Does Medigap Cover Prescription Drugs?
Unravel the relationship between Medigap and prescription drug coverage. Understand how to combine Medicare options for complete health care.
Unravel the relationship between Medigap and prescription drug coverage. Understand how to combine Medicare options for complete health care.
Medigap, also known as Medicare Supplement Insurance, is a private health insurance policy designed to work alongside Original Medicare. Its primary role is to help cover some of the out-of-pocket costs that Original Medicare (Part A and Part B) does not fully pay. These expenses can include deductibles, coinsurance, and copayments for services covered by Medicare Parts A and B. By filling these “gaps,” Medigap policies can reduce a beneficiary’s financial exposure to medical expenses.
Medigap plans do not cover outpatient prescription drugs. This is because Medigap policies are designed to supplement Original Medicare, which itself does not cover most outpatient prescription drugs. As Medigap fills cost-sharing gaps for services covered by Original Medicare, it cannot provide coverage for services Original Medicare does not include.
Medigap plans instead focus on costs like deductibles, coinsurance, and copayments associated with hospital stays, doctor visits, and durable medical equipment covered under Original Medicare Parts A and B. Federal laws standardize Medigap policies, ensuring all plans of the same letter (e.g., Plan G or Plan N) offer identical benefits, regardless of the private insurance company selling them. This standardization also legally prohibits these plans from including outpatient prescription drug coverage.

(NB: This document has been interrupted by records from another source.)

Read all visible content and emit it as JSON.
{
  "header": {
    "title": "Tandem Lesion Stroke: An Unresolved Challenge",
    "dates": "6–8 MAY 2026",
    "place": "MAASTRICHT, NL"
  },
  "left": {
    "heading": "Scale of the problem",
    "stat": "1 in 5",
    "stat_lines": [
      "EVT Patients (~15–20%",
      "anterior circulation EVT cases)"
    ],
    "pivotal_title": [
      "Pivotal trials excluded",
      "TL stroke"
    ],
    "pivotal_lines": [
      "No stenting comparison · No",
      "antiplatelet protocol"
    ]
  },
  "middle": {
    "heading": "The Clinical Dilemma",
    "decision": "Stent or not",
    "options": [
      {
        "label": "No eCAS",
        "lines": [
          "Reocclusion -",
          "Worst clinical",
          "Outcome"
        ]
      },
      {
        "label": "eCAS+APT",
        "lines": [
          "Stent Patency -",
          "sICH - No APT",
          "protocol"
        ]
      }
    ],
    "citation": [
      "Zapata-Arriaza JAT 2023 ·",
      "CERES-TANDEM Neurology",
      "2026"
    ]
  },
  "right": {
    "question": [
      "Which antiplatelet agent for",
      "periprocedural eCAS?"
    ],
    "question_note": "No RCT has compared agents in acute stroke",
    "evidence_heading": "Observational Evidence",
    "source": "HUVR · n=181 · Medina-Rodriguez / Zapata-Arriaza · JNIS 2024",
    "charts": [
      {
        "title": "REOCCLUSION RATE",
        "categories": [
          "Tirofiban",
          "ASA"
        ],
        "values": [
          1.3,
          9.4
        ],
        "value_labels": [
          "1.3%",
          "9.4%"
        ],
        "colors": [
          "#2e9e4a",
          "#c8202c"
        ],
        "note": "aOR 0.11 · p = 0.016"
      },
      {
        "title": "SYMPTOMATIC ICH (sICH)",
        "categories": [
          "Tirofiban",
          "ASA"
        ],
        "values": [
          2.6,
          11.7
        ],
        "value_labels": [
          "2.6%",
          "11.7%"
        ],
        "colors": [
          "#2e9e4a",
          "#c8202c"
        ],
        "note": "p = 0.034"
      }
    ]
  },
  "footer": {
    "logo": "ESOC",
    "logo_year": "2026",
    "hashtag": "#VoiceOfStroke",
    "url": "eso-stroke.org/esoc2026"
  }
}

Medicare Part D, also known as Prescription Drug Plans, provides coverage for outpatient prescription drugs. These plans are offered by private insurance companies that have contracts with Medicare. Beneficiaries typically pay a monthly premium for this coverage, which is separate from any Medigap or Original Medicare premiums.
Part D plans also involve other out-of-pocket costs, such as an annual deductible, the amount you pay for covered drugs before the plan begins to pay. After meeting the deductible, you usually pay a copayment or coinsurance for each prescription. Each Part D plan has a formulary, a list of covered drugs organized into tiers, influencing your cost share. Plans also have coverage phases, including an initial coverage phase, and for some, a coverage gap, before catastrophic coverage may begin.
To be eligible for a Medicare Part D plan, you must have Medicare Part A and/or Part B and live within the service area of the plan you wish to join. Enrollment in Part D is typically done during specific periods throughout the year. The Initial Enrollment Period (IEP) for Part D spans seven months, beginning three months before you turn 65, including your birthday month, and extending three months after.
The Annual Enrollment Period (AEP) occurs every year from October 15th to December 7th, with coverage becoming effective on January 1st of the following year. During this time, individuals can join a new Part D plan or switch their existing plan. Special Enrollment Periods (SEPs) may also allow enrollment outside of these standard windows due to certain life events, such as moving to a new service area or losing other creditable drug coverage. You can choose a plan and enroll directly through the Medicare Plan Finder tool on Medicare.gov, or by contacting the chosen plan provider.
Medigap and Medicare Part D are distinct insurance policies serving different purposes within the Medicare system. A Medigap policy helps cover medical cost-sharing gaps in Original Medicare, while a Part D plan provides prescription drug coverage. Having a Medigap plan does not prevent you from enrolling in a Part D plan, and your Medigap coverage will not affect your Part D benefits.
These two types of plans work independently but can complement each other to offer more comprehensive financial protection. Medigap addresses out-of-pocket expenses for services covered by Original Medicare Parts A and B, such as hospital and doctor services, while Part D manages prescription medication costs. Many beneficiaries choose to enroll in both a Medigap plan and a standalone Part D plan to ensure broad coverage for both medical services and prescription drug needs.